R’ Leib Chasman adds to this principle by quoting the Mishnah in Avos. The Tanna says, “Who is a respected person? One who respects others”. Although one is certainly not allowed to pursue admiration himself, one is instructed to accord his friend every honor in order to make him feel good. Similarly, we find that one is not allowed to overindulge on luxuries when it comes to his own welfare, yet when it comes to his friends welfare, one must purchase the best that money can buy. For example, if a person was formerly wealthy, and ran into hard times, even if that person is still “making it” and has food to put on the table, one is required to purchase a horse and buggy for that person if that is what he was previously accustomed to. This is the level of respect the Torah expects us to have for our fellow Jew.
With this explanation, we can answer the two difficulties we originally posed. Regarding the difficulty that we raised as to how the Torah’s concept of morals differs from that of the non-Jews, the non-Jewish concept of “intrapersonal morality” is based solely on a whim of conscience an not on anything concrete. Whereas the Torah’s idea of respect comes from a deep understanding of what God really wants. This can certainly not be achieved overnight, but rather with great toil. And when one does drive this concept home, he will become a truly Godly person who shoes authentic concern for his fellow.
And secondly, we asked, how does the commandment of loving one’s fellow man have any bearing on the commandments which are between man and God? Based on what we have explained, this is simple. In order to foster a proper understanding of the people around him, one is required look at them from God’s perspective because this is the only true perspective. When one does this, one inevitably becomes a better person because he develops a true admiration of his fellow man, just as God Himself possesses.
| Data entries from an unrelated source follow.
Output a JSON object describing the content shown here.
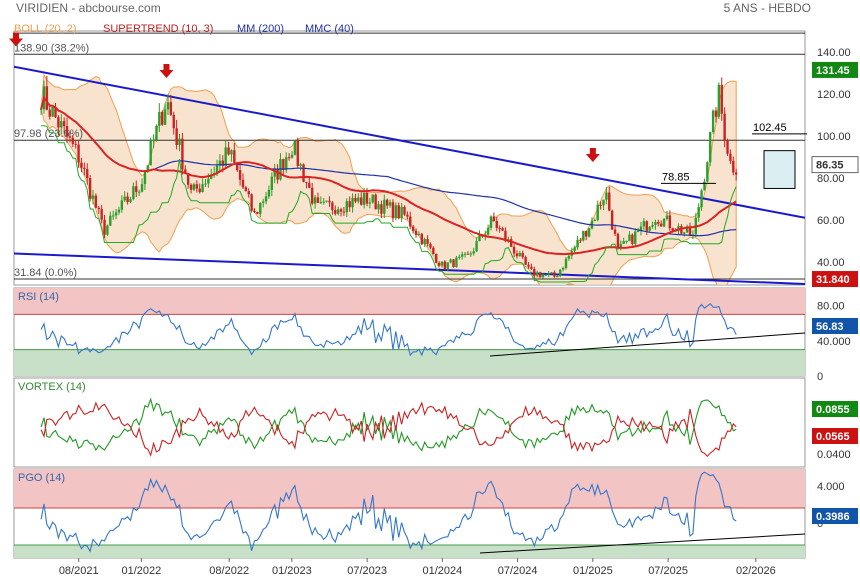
{
  "header": {
    "title": "VIRIDIEN - abcbourse.com",
    "period": "5 ANS - HEBDO"
  },
  "colors": {
    "up": "#2aa02a",
    "down": "#cc2222",
    "boll": "#f0a050",
    "trend": "#1a1acc",
    "mm200": "#2233aa",
    "mmc40": "#dd2222",
    "supertrend_up": "#22aa22",
    "supertrend_down": "#bb2222",
    "rsi": "#3377cc",
    "vortex_plus": "#229922",
    "vortex_minus": "#cc2222",
    "pgo": "#3377cc"
  },
  "chart_data": [
    {
      "type": "candlestick",
      "panel": "price",
      "legend": [
        "BOLL (20, 2)",
        "SUPERTREND (10, 3)",
        "MM (200)",
        "MMC (40)"
      ],
      "y_ticks": [
        "140.00",
        "120.00",
        "100.00",
        "80.00",
        "60.00",
        "40.00"
      ],
      "ylim": [
        29,
        150
      ],
      "x_ticks": [
        "08/2021",
        "01/2022",
        "08/2022",
        "01/2023",
        "07/2023",
        "01/2024",
        "07/2024",
        "01/2025",
        "07/2025",
        "02/2026"
      ],
      "last_price": "86.35",
      "supertrend_value": "131.45",
      "min_value": "31.840",
      "fib_levels": [
        {
          "label": "138.90  (38.2%)",
          "value": 138.9
        },
        {
          "label": "97.98  (23.6%)",
          "value": 97.98
        },
        {
          "label": "31.84  (0.0%)",
          "value": 31.84
        }
      ],
      "annotations": [
        {
          "label": "78.85",
          "value": 78.85
        },
        {
          "label": "102.45",
          "value": 102.45
        }
      ],
      "key_closes": [
        {
          "date": "2021-05",
          "close": 120
        },
        {
          "date": "2021-08",
          "close": 90
        },
        {
          "date": "2021-10",
          "close": 55
        },
        {
          "date": "2022-01",
          "close": 78
        },
        {
          "date": "2022-03",
          "close": 118
        },
        {
          "date": "2022-05",
          "close": 72
        },
        {
          "date": "2022-08",
          "close": 92
        },
        {
          "date": "2022-10",
          "close": 62
        },
        {
          "date": "2023-01",
          "close": 96
        },
        {
          "date": "2023-03",
          "close": 65
        },
        {
          "date": "2023-07",
          "close": 70
        },
        {
          "date": "2023-10",
          "close": 62
        },
        {
          "date": "2024-01",
          "close": 38
        },
        {
          "date": "2024-03",
          "close": 42
        },
        {
          "date": "2024-05",
          "close": 60
        },
        {
          "date": "2024-08",
          "close": 35
        },
        {
          "date": "2024-10",
          "close": 33
        },
        {
          "date": "2025-01",
          "close": 60
        },
        {
          "date": "2025-02",
          "close": 74
        },
        {
          "date": "2025-03",
          "close": 45
        },
        {
          "date": "2025-06",
          "close": 62
        },
        {
          "date": "2025-09",
          "close": 52
        },
        {
          "date": "2025-11",
          "close": 120
        },
        {
          "date": "2025-12",
          "close": 86
        }
      ]
    },
    {
      "type": "line",
      "panel": "rsi",
      "title": "RSI (14)",
      "y_ticks": [
        "80.00",
        "40.000",
        "0"
      ],
      "ylim": [
        0,
        100
      ],
      "last_value": "56.83",
      "zones": [
        70,
        30
      ]
    },
    {
      "type": "line",
      "panel": "vortex",
      "title": "VORTEX (14)",
      "y_ticks": [
        "0.0400"
      ],
      "last_values": [
        "0.0855",
        "0.0565"
      ]
    },
    {
      "type": "line",
      "panel": "pgo",
      "title": "PGO (14)",
      "y_ticks": [
        "4.000",
        "0"
      ],
      "last_value": "0.3986"
    }
  ]
}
I would just like to conclude by pointing out that the reverse is also true. The Sifre Mussar bring down that when one begins to work on his relationship with his piers, one is required to “get out of himself” in order to try to contemplate how the people around him are truly feeling. Many people in the world never do this in their entire lives! This process will train a person to be aware of the needs of the people around him and give him the ability to put his needs aside, if necessary. Only when a person can learn to do this will he ever be able to understand God! A person who is focused only on his needs, will never be able to look outside of himself in order to see the “needs” of his Creator.
May God help us to enhance our sensitivity to those around us, thereby helping us to be a better person to our friends, and to Him!